O grupo, no entanto, tem apontado preocupação em reuniões com outras demandas urgentes, como o risco de falta de insulina a partir de maio. Também pede apoio diante do represamento de consultas especializadas na pandemia.
 

Adriano Massuda, coordenador da FGV Saúde e membro do grupo técnico da transição, diz que as ações até o momento indicam uma tentativa de “recuperar o que foi desconstruído”. “Daqui para a frente, vai precisar ter muito mais inovação para enfrentar os desafios.”
 

Ele defende aumentar o debate sobre problemas estruturais, como financiamento, e a construção de novas políticas para temas urgentes. “A crise sanitária é muito grave.

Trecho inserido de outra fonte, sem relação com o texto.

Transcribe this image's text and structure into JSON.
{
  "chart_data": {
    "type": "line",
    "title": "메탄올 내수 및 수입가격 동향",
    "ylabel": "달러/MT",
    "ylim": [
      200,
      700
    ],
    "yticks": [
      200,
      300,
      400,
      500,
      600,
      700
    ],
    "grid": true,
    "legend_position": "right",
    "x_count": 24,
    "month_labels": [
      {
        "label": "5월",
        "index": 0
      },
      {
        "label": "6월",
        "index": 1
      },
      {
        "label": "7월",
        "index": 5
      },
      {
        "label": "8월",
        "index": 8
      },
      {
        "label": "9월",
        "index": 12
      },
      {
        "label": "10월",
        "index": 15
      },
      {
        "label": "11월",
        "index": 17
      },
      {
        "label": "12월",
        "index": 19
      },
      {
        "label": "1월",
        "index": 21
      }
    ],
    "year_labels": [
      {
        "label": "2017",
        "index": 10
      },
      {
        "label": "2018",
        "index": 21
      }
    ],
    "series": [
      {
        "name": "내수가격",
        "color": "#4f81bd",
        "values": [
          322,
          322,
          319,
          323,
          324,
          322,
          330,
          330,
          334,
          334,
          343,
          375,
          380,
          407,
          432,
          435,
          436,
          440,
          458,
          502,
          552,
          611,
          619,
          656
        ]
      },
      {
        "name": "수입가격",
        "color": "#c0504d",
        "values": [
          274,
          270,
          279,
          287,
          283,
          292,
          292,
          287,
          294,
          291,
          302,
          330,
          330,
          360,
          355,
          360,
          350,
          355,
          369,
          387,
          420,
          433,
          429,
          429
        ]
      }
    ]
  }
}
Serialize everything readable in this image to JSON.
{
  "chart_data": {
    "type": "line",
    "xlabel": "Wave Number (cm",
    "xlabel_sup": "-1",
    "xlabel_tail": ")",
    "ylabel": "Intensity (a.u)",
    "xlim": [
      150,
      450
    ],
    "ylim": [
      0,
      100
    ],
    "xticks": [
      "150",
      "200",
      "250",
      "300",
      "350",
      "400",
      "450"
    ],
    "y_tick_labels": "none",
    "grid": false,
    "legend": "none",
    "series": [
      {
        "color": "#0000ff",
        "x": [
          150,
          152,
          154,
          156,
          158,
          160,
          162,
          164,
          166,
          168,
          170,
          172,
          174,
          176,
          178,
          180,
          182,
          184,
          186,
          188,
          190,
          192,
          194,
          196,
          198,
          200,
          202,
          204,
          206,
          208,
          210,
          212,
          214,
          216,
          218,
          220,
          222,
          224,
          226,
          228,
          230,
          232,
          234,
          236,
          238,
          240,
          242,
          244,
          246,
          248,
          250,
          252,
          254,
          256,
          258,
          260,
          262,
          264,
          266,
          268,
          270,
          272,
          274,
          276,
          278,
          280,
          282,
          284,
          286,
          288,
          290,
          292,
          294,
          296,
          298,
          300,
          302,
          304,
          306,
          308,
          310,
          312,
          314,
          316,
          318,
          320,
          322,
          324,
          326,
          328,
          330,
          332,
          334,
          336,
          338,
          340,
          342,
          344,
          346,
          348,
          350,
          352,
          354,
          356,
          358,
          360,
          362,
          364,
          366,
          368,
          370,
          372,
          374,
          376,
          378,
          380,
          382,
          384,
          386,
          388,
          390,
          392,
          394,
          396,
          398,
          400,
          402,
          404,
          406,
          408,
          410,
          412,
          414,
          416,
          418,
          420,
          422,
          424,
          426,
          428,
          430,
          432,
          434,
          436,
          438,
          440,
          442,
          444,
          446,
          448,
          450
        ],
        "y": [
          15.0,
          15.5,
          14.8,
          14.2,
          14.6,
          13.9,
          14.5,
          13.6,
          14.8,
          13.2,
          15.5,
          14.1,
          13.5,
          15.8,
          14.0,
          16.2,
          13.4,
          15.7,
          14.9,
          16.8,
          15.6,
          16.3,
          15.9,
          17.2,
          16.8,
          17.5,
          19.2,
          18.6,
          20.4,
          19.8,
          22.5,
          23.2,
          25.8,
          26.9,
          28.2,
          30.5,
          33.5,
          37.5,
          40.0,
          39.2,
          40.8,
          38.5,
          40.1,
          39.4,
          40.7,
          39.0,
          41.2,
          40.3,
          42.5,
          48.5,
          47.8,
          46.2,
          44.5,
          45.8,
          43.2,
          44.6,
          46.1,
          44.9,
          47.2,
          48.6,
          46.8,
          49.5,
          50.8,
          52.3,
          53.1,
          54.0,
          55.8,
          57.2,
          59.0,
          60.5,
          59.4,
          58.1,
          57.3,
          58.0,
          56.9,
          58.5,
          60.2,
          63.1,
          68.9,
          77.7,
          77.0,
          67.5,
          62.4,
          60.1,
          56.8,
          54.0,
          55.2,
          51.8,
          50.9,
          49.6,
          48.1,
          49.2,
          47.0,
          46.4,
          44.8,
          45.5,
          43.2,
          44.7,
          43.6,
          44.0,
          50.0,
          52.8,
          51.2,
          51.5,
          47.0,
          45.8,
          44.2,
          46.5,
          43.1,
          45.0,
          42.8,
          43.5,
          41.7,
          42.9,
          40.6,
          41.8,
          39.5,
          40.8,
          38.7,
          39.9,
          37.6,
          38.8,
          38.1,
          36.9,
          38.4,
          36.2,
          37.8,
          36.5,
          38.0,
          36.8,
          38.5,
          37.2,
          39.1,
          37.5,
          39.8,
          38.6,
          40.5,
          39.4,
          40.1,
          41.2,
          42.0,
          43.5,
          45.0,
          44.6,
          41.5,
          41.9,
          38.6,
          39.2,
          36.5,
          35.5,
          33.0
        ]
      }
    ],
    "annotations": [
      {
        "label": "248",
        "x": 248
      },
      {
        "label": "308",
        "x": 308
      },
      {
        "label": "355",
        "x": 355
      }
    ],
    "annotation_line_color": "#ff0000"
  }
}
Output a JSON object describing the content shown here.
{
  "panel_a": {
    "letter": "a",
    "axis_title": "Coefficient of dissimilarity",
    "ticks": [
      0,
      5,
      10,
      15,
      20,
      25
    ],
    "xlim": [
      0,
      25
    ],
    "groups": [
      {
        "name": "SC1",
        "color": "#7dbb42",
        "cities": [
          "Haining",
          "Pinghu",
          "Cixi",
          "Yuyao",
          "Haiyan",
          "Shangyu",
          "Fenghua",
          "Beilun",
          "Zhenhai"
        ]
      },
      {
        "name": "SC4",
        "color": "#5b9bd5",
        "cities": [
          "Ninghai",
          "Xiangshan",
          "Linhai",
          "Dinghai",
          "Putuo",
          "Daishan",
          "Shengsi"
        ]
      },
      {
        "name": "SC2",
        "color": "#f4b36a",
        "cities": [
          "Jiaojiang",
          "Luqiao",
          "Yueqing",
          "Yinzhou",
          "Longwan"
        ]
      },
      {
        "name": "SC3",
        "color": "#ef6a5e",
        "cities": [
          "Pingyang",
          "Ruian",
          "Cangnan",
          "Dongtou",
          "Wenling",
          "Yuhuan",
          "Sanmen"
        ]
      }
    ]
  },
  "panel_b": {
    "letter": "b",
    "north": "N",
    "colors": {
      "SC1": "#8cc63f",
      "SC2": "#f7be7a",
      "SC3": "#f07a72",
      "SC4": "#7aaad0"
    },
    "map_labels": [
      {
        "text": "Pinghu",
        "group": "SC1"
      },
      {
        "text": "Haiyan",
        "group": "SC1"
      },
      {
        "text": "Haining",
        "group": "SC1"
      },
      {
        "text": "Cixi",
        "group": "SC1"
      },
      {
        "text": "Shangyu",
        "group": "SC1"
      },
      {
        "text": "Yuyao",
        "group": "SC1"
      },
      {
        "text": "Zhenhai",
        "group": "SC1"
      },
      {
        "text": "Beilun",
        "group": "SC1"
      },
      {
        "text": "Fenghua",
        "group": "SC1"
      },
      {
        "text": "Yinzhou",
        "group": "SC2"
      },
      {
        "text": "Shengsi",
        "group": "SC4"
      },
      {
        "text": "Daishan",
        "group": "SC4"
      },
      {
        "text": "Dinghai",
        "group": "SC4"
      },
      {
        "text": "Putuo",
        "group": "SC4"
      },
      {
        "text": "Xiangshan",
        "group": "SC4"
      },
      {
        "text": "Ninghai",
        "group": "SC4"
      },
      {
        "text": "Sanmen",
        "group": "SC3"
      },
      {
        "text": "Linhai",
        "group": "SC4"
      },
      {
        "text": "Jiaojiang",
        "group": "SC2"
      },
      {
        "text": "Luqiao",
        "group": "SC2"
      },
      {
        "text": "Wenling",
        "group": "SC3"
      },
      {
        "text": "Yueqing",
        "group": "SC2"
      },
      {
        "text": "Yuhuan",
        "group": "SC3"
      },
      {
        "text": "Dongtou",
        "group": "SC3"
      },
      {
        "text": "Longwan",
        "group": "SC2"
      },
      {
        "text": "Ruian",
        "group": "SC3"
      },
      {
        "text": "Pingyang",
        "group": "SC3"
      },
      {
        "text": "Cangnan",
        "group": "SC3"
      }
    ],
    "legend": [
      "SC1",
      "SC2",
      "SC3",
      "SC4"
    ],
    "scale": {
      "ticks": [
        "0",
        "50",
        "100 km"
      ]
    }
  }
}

Uma das questões principais é a mortalidade materna que aumentou muito nos últimos anos.”
 

Em nota, o Ministério da Saúde disse que a atual gestão “tem como prioridade a reconstrução de políticas públicas fundamentais para a saúde da população brasileira, como o programa Farmácia Popular, que estava sob ameaça de paralisação no governo passado”.
 

“A iniciativa, criada em 2004, será fortalecida e aperfeiçoada, assegurando o acesso a medicamentos gratuitos e com preço acessível”, declarou, sem detalhar medidas e prazos.
 

A pasta diz ainda que a atual gestão “está empenhada em resgatar na população a confiança nas vacinas” e que a retomada de parcerias com escolas é discutida com o Ministério da Educação.
 

Questionada sobre propostas como a regulação de filas de cirurgias, o ministério diz que pretende discutir o tema nos próximos meses, quando também planeja nova etapa para diminuir represamento de exames e consultas. Diz ainda aguardar o envio de planos de mais estados para liberação dos recursos previstos.